We should never forget the agony endured by the families at home during operations, waiting for news, and especially when the bodies are brought home.
As the colonel of my regiment, I attended the repatriation ceremonies of soldiers brought back from recent operations in coffins, and I recall vividly one particular funeral.
A corporal in my regiment was 25 years old. He was an outstanding young man – a brilliant comedian, highly professional, hugely popular in the Regiment and adored by his wife and two young children. He was killed in Afghanistan. His wife – only 23 – was left with two children aged just four and two. They no longer had an Army quarter to live in; they moved back to her family in a rural area of Norfolk.
The church in Kings Lynn was packed for this funeral – with loudspeakers and big screens in the churchyard for those who could not find a seat or standing room inside the Church.
The service started with the coffin being carried down the aisle by six soldiers from the corporal’s squadron. Following slowly behind the coffin was the corporal’s young widow. She was carrying their two-year-old daughter; and their four-year-old son was toddling along holding his mother’s hand. The coffin was lifted-up and placed on tall trestles in the nave so that everyone could see it. The Church was totally silent. The young widow lifted the two-year-old up to place her favourite teddy-bear on Daddy’s coffin by his medals; and then, the four-year-old stood up on a step so that he too could leave a special toy on the coffin. Grandmother was on hand to take the children home at that point. There was a choked silence in the church as the children left, the whole congregation sharing silently the grief of the widow and the sadness for those children losing their father – something which they might not fully understand until later in their young lives. Emotions were high.
Then the funeral service began, less of a funeral – more a celebration of the corporal’s life. The Commanding Officer delivered a wonderful, even entertaining tribute to the corporal. This was followed by one of the corporal’s best regimental friends who also gave an account – unvarnished in language – but richly laced with humorous tales of their misdeeds at school, in training and during their time together in the Regiment. It was a celebration of that young man’s life.

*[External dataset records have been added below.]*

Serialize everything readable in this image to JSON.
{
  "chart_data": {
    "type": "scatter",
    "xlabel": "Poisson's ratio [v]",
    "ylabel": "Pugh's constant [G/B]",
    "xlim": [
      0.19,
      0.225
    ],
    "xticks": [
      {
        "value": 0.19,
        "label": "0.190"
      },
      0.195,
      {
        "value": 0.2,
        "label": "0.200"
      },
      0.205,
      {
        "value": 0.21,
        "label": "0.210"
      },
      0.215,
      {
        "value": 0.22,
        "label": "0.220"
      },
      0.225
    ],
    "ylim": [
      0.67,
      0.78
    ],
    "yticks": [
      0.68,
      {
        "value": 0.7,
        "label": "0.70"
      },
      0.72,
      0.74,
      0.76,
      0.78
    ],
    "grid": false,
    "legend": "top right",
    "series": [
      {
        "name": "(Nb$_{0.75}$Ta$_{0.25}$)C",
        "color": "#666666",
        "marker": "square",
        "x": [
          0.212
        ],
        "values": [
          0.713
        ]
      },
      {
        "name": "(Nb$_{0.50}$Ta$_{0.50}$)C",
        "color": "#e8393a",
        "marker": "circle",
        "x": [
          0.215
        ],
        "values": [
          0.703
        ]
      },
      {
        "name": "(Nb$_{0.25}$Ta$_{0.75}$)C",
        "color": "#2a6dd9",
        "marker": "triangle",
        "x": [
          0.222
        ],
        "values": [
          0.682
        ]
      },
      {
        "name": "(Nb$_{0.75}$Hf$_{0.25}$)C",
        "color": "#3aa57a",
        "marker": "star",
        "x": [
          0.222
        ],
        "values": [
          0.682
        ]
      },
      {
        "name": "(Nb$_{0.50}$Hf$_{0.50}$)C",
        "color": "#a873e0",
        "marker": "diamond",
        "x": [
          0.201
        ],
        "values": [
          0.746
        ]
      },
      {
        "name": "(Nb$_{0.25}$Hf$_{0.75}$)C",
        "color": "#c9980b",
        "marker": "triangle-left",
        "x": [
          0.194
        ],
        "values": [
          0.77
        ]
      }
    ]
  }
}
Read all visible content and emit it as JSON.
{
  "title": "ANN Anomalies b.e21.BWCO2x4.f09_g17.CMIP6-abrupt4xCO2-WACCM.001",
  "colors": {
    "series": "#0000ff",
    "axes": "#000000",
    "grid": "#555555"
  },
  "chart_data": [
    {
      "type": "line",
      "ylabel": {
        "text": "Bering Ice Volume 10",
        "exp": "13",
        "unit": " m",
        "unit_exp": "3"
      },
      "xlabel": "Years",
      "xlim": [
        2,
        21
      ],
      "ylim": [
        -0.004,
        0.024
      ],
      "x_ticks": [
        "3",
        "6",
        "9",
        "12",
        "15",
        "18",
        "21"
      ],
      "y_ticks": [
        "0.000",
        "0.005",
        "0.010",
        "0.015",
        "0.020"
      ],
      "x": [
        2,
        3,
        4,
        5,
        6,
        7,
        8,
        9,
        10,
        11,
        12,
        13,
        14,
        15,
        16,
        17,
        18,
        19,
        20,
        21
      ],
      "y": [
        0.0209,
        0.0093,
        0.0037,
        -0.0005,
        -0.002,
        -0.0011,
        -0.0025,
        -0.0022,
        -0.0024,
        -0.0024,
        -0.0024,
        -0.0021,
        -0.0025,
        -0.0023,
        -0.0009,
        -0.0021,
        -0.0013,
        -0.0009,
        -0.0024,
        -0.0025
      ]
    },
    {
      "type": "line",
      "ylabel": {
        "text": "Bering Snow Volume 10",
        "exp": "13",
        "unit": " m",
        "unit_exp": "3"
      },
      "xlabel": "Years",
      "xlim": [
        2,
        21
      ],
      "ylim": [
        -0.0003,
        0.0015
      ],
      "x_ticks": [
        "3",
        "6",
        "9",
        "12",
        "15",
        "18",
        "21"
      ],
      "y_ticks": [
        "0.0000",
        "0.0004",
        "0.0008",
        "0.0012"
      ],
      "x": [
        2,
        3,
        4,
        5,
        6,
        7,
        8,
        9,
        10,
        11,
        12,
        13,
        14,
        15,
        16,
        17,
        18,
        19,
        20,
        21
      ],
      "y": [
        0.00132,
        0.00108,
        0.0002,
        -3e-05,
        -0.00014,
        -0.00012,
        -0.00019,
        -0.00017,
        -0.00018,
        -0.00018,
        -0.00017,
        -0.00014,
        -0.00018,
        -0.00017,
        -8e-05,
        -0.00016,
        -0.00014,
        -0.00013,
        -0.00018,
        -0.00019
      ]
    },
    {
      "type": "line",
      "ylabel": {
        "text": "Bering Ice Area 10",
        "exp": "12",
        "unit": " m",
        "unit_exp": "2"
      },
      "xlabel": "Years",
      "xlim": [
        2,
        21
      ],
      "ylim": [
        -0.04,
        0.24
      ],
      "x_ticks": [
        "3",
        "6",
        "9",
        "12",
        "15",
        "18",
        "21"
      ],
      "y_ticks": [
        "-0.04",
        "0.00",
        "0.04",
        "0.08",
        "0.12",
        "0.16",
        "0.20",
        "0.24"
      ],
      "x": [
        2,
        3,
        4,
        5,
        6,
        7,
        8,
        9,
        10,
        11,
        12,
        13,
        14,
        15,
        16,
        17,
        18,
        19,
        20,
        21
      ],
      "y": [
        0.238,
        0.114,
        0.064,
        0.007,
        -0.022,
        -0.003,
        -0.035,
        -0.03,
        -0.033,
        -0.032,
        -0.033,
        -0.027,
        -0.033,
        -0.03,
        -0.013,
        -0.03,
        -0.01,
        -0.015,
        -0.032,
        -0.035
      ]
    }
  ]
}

And then the young widow, who had never spoken in public in her life came to the lectern. In front of hundreds of people, she gave an account of their love and life together and with their children, illustrated by a slide show on big screens of family photos, some of them hilarious, and accompanied by some of their favourite music. There was much laughter in the church. Despite her grief, her voice never faltered, the joy of their life and love together was on full display. It was an extraordinary feat for someone who was about to say goodbye to her husband and the father of her two children.
She was stoic and proud even as the shots of the firing party rang out over the grave at the interment in the cemetery.
That corporal was a decent, brave and professional soldier, but he was gone with full military honours. His widow and the mother of their children – my goodness she was the one who had to be courageous, not in the moment of a battle but at the lectern during a funeral, and for the rest of her and her children’s life.
When you remember the soldiers, sailors and airmen who gave their lives, remember also the grief of families, the bereaved parents, the widows and the children who will only ever have a distant memory of their dad or mum.